En juego no está sólo la nómina de los próximos meses sino, como decía el alcalde de Dénia, un modelo económico y de vida, el turismo, que urge de la movilidad y de la alegría, de las aglomeraciones, y del gentío. Puede ser el mejor modelo o no. Puede que haya que cambiarlo, como decía Mónica Oltra, o no, como defiende el alcalde de Benidorm, Toni Pérez. Pero es el que tenemos. Y es el que se halla en peligro.

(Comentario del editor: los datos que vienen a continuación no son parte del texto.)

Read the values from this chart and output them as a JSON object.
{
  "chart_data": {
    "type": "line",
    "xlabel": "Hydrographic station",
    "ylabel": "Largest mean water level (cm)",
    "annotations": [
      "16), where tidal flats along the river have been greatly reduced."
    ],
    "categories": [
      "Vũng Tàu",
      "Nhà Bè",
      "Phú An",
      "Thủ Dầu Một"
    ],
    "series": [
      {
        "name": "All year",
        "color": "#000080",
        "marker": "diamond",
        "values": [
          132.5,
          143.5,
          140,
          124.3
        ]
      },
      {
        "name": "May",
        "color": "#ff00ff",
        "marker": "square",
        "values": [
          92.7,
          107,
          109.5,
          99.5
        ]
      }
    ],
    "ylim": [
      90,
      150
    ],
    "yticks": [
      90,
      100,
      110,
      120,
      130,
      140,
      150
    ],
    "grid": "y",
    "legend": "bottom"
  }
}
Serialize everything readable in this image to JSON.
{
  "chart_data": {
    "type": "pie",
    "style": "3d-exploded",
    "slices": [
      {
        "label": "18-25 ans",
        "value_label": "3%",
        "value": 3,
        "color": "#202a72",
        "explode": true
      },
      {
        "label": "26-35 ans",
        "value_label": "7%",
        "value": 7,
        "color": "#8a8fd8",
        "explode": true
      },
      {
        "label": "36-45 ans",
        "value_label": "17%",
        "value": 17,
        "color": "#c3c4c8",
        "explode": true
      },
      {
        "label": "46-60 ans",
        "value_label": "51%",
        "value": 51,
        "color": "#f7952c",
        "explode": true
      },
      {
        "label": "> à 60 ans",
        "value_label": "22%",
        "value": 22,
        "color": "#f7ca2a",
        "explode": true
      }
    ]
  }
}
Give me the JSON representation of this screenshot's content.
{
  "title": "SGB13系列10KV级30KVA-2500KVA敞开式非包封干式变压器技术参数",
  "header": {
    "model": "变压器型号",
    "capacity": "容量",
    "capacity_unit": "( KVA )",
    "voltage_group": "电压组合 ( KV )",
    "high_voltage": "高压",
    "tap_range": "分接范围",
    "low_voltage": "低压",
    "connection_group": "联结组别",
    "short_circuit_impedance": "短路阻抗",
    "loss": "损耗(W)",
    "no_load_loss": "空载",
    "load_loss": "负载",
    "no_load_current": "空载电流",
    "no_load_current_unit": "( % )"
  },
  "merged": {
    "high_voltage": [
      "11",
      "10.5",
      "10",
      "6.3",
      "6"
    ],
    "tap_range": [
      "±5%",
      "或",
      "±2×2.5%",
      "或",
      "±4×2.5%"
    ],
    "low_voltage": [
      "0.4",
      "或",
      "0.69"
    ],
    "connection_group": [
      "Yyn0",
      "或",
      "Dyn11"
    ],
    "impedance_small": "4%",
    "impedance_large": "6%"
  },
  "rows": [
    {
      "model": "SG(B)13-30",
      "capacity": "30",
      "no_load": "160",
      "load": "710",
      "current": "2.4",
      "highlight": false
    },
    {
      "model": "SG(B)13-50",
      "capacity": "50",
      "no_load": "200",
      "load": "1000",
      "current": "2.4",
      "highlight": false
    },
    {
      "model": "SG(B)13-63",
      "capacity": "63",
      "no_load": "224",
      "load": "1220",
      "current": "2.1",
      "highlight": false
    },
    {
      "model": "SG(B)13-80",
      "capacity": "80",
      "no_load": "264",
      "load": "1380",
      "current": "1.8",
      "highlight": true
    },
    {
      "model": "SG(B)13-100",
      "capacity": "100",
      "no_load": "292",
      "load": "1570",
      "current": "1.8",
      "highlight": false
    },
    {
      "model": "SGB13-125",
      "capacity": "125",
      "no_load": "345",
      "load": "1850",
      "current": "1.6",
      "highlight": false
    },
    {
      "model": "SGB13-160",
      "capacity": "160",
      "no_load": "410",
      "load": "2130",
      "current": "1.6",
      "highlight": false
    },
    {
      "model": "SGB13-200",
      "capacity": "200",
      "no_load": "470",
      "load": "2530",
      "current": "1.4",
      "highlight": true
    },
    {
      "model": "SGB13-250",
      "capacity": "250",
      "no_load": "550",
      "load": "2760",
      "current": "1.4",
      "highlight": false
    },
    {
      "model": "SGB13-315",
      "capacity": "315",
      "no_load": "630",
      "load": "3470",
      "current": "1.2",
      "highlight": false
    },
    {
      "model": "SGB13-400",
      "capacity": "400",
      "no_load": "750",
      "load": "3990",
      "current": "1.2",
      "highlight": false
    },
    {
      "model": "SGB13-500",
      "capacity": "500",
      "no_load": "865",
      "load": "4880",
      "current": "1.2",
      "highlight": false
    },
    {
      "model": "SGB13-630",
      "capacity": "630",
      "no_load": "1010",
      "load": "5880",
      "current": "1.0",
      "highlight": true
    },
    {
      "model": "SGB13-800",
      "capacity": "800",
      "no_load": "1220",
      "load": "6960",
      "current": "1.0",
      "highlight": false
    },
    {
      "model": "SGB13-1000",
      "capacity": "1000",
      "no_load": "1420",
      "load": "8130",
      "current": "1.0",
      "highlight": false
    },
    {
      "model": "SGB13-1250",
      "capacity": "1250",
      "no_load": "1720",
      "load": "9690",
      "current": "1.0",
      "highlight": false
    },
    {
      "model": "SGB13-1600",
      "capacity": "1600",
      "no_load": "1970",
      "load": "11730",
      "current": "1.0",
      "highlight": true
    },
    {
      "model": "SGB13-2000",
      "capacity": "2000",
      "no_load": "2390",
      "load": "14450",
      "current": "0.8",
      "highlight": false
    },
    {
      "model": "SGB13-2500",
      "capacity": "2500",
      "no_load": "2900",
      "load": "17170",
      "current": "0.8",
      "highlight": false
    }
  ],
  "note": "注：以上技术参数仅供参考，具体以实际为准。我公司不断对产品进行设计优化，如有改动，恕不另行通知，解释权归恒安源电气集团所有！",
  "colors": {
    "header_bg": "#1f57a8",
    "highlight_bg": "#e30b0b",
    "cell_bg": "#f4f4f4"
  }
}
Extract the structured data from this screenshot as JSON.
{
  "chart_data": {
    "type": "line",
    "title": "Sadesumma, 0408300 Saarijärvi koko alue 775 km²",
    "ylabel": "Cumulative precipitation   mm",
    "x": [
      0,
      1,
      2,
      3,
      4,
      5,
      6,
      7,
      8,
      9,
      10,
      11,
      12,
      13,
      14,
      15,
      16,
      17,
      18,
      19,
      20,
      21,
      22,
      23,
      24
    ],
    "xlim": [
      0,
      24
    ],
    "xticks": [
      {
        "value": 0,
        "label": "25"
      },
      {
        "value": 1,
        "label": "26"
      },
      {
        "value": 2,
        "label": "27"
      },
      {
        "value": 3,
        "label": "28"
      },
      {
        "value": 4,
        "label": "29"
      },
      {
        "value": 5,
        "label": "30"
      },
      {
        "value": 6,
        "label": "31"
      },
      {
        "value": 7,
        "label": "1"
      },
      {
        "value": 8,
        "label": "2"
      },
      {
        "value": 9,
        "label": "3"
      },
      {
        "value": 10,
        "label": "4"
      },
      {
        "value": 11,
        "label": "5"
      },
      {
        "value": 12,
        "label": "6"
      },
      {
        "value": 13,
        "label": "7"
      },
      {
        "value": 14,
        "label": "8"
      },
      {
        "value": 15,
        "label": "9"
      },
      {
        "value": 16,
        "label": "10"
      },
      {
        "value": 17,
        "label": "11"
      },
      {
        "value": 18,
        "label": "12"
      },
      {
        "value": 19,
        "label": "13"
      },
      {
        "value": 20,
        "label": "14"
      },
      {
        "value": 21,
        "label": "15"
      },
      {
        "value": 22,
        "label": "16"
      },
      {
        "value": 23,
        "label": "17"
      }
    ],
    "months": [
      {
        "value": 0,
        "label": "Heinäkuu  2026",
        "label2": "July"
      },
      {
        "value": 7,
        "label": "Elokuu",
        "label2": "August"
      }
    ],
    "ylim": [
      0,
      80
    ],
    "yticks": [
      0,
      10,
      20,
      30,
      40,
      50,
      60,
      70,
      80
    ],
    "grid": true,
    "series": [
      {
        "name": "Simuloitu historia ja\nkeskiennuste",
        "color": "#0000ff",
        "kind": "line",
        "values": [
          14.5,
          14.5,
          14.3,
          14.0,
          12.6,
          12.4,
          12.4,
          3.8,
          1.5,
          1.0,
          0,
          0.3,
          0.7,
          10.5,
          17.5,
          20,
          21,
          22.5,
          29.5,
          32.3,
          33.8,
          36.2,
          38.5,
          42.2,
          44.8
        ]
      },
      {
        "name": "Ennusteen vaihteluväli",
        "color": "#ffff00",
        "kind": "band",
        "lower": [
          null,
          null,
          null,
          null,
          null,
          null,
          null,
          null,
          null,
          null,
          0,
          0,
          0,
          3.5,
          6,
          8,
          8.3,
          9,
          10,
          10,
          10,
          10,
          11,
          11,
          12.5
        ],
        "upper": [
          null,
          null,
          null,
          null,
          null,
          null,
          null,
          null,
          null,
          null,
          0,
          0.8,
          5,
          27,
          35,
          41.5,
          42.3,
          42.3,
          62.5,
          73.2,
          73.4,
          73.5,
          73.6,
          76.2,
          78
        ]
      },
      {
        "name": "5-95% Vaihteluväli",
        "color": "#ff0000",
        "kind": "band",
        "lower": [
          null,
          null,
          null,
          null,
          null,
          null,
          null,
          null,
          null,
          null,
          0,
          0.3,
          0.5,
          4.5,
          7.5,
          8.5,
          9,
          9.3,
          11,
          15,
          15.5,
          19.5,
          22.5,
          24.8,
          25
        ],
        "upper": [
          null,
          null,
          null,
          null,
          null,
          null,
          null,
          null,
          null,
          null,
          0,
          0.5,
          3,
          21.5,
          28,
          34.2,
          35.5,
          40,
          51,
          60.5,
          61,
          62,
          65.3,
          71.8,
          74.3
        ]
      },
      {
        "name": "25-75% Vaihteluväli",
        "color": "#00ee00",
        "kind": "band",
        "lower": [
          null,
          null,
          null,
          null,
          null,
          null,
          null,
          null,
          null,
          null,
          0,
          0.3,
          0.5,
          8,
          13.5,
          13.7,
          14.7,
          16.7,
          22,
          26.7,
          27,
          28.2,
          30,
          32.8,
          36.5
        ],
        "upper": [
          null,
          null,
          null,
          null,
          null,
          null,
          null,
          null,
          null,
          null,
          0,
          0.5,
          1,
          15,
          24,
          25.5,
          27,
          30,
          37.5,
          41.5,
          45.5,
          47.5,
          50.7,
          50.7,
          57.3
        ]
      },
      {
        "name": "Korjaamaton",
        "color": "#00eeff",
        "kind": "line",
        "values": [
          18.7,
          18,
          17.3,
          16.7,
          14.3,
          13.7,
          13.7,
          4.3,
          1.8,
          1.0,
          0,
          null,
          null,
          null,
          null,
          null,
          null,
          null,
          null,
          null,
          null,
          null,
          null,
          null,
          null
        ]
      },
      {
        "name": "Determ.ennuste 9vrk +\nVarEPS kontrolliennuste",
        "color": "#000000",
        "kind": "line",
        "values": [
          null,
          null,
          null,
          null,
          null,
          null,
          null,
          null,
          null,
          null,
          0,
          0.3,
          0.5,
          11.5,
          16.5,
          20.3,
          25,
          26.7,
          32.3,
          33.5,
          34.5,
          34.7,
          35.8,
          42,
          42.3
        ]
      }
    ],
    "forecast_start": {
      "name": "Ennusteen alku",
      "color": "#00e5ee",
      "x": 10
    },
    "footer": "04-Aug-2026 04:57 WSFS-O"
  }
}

Todo esto atañe a un debate que jamás se ha resuelto, que viene de bastante antes de la pandemia y que alude precisamente a la supervivencia del modelo: muchos de los destinos turísticos de esta tierra se masifican en verano y se mueren de hambre en invierno. No han sabido desestacionalizarse, por mucho que empresarios y políticos siempre hablen de fórmulas para lograrlo. Y eso se agrava ahora con el covid. Hace ya tiempo que esa saturación durante julio y agosto amenaza con convertir paraísos en lugares incómodos repletos de atascos de tráfico, ruidos y multitudes amontonadas que el visitante acabe por mirar con recelo. Hace ya tiempo que Xàbia ha de colocar barreras para que no entre más gente en sus calas y este mismo verano Dénia va a hacer lo mismo con su costa más preciada, la de Les Rotes. Hace ya tiempo que se ha puesto sobre la mesa la necesidad de que los turistas que pretenden llegar a los paisajes más preciados, y precisamente con mayor riesgo de colapso medioambiental, paguen por hacerlo, un debate incómodo -porque recuerda demasiado al de la tasa turística- pero que ya están aplicando en lugares como Formentera -y su arrebatadora playa de Ses Illetes- no solo para cribar la llegada de gente, sino también para colaborar en el mantenimiento de esos paisajes. Podrá ser eso, podrá ser otra cosa, pero hay que concretar medidas para que el turismo no pertenezca solo al verano y hay que hacerlo ya. La pandemia lo exige.

Todos querríamos que vinieran turistas amables y cultos, que hablaran nuestras lenguas, se divirtieran sin dejar las playas hechas un campo de vidrios y cuidaran de nuestras tierras. La mayoría hacen eso. Pero ahora es conveniente -otra verdad incómoda- que lo hagan todos.